Tempting the Universe

Remember a few days ago when I posted that I sometimes get tired of writing about education and learning?    I ended by saying:

So I’ll keep writing about what we do.  And what we don’t do.  Because maybe there’s a parent out there who needs to hear it, even if I don’t so much anymore.

Apparently the Universe took that as a challenge.   Really?  So secure are you that you don’t need to be reassured your path is the right one?   (In my head, the Universe kind of sounds like Yoda.)

How else to explain the fact that over the last 72 hours I’ve had more people telling me about homeschoolers who are going into schools, or whose parents plan to send them to schools, than I can remember since Maya was born?      And even though I also said a few days ago that I’ve got nothing against the decision to enter school and that each family must do what’s best for them,  hearing that one of our long time homeschooled friends will be entering middle school in just a few weeks kept me up last night.    (In fairness to the family, they have also told their daughter that if she doesn’t enjoy it, she can come back out and return to homeschooling.)

I think the reason it kept me up was that for me, not sending my kids to school is not a stop-gap measure; not temporary.   I am not trying to give them a good ‘base’ so that they will do better in a prestigious middle or high school.    And I guess I assumed (oh, the trouble assumptions cause) that all the people I know who homeschool or unschool their kids feel the same way.   Turns out I may be in the minority.   A place I should be very familiar with by now, but in which I am continually surprised to find myself.    I didn’t forego sending my kids to school because we live in a horrible school district.   The public school just around the corner from where we live is said to be one of the best.  (Of course, everyone I talk to says they live near one of the best public schools in the city, so take that with a grain of salt.)   It was not for lack of private school options;  Waldorf, Montessori, Steiner, you name it and it’s available here in the city.   It was because the more I read about our system of schooling juxtaposed with the way children actually learn – from authors like John Holt and John Taylor Gatto – the more sense it made to stay away from any school.

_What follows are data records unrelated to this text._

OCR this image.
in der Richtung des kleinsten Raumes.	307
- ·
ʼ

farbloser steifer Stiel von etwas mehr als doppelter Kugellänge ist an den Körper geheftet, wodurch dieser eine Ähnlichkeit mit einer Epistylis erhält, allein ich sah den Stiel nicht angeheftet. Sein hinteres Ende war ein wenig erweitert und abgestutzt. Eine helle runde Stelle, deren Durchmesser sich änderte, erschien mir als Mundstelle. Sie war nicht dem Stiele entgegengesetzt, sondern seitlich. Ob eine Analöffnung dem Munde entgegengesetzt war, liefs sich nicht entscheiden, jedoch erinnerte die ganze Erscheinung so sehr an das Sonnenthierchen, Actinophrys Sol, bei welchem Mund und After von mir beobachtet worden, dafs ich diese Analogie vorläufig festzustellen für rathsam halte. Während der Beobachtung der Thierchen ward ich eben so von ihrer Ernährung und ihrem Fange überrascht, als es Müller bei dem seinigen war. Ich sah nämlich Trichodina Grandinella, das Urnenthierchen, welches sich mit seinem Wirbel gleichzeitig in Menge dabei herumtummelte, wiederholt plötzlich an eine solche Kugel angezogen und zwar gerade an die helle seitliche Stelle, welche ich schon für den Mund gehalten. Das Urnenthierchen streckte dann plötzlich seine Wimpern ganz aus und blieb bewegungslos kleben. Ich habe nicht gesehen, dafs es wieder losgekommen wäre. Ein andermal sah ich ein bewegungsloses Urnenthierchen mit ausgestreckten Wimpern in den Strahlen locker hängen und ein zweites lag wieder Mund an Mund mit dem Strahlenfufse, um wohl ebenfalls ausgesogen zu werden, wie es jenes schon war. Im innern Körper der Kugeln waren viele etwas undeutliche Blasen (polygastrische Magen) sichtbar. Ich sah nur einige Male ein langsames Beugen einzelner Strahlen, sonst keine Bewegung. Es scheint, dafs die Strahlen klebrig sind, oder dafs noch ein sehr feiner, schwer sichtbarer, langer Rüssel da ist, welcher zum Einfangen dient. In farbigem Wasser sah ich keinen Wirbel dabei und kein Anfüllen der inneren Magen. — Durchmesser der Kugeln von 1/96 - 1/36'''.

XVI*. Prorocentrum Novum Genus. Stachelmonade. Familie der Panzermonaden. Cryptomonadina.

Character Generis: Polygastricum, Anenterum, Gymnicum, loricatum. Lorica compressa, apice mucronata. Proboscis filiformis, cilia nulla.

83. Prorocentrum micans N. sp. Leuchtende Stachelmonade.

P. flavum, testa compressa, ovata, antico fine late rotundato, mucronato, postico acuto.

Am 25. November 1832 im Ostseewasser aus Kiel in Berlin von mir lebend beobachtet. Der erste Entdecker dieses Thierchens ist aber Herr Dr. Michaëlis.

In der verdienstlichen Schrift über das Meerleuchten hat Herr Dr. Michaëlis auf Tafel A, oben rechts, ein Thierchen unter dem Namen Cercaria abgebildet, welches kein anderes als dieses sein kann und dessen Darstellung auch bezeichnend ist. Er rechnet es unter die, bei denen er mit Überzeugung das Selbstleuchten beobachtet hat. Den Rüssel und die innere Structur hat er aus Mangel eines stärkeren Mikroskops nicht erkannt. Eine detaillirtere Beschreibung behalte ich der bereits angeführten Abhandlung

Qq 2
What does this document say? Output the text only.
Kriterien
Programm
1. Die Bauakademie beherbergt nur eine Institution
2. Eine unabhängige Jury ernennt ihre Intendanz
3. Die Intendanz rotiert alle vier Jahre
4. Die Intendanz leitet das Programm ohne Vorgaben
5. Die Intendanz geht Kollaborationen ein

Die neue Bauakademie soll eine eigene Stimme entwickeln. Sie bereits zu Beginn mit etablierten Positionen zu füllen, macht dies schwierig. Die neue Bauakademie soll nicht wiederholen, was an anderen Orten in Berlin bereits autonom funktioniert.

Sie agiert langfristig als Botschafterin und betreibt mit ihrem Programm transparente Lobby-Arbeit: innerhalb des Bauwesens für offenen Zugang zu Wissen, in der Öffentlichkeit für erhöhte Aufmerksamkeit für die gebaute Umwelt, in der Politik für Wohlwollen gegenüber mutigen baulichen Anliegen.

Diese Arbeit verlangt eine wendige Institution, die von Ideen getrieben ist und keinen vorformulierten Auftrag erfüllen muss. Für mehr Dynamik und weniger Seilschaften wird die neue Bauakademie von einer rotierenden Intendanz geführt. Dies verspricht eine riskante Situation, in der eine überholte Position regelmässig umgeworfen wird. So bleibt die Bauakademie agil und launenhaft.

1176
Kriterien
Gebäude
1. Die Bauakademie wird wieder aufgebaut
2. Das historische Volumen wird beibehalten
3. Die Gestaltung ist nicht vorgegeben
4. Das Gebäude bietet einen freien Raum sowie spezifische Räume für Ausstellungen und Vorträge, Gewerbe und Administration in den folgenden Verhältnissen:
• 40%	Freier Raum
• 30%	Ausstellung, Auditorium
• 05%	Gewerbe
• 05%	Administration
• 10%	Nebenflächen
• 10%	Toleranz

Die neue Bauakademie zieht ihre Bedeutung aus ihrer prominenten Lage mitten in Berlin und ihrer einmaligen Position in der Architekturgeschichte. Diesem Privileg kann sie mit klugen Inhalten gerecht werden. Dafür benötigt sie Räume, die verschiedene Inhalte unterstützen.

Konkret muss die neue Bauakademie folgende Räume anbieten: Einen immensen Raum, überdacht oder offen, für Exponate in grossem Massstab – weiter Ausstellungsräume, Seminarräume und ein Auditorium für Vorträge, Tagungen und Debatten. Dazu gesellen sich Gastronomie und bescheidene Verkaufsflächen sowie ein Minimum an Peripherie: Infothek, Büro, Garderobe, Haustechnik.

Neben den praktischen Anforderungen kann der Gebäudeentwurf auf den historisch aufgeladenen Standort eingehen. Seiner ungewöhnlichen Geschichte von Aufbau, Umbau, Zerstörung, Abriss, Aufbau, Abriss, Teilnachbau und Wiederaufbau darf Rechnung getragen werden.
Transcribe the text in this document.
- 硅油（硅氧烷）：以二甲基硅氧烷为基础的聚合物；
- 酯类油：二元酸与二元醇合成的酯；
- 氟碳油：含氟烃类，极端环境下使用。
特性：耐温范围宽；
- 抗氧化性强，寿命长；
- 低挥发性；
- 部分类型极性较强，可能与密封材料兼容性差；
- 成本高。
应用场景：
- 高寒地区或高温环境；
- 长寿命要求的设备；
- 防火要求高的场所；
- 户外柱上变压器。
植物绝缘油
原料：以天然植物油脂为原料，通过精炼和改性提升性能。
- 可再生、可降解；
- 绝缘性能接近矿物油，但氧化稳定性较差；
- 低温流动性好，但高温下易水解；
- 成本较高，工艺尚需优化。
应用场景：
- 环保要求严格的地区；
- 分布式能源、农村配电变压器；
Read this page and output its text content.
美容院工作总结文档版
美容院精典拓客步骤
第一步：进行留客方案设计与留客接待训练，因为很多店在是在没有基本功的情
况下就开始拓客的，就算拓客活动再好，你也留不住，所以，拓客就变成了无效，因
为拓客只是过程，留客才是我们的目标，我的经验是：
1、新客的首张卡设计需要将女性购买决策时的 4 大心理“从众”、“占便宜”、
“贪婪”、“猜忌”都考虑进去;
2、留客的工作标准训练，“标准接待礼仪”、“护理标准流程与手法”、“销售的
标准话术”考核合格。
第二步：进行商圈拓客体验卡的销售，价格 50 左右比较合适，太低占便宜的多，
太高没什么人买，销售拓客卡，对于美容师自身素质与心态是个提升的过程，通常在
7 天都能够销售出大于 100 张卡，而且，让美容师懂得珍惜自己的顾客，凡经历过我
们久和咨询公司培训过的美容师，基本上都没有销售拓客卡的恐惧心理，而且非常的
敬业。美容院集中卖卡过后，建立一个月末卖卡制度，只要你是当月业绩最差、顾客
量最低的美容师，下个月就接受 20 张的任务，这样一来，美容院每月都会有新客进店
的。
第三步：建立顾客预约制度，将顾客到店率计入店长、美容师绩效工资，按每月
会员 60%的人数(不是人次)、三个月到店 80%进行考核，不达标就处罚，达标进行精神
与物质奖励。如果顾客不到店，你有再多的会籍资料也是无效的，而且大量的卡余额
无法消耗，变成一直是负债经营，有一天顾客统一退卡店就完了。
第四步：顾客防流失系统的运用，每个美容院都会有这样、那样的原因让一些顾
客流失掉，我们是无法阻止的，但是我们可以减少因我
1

This week I feel like my beliefs in that regard have me swimming upstream against a heavy current.   But I think I would rather swim upstream than go with the flow when it comes to my kids’ learning.   The factory system of schooling just doesn’t cut it in any way, no matter how high the test scores from a particular school may be.    I don’t care if my kids score high on tests; I want them to score high in their lives.   Maybe that means they’ll own their own business, or be entrepreneurs or artists;  or maybe they’ll find a company they love and work there.   Maybe they’ll eventually choose to stay at home and raise their own kids.     My view is that schools, even when they have the best of intentions, often if not always succeed in limiting children by using a standardized assessment and then labeling them accordingly.    Ryan Blair, a wildly successful entrepreneur and author of Nothing to Lose, Everything to Gain, had this to say about his own schooling:

As a product of Los Angeles’s public school system, in a state with the highest dropout rate in the nation (about 20 percent), I can tell you from personal experience that some of our brightest minds are being misidentified because of a one-size-fits-all learning environment. Because I had ADD and dyslexia I never got past the 9th grade.

Hey you know what?   I feel better after writing this.  Bring it on, Universe!  Give me all the pro-schooling stories you can muster.   I can take it.   And I’ll continue to allow my kids to learn through the classroom of life.   There’s still no school that can match it.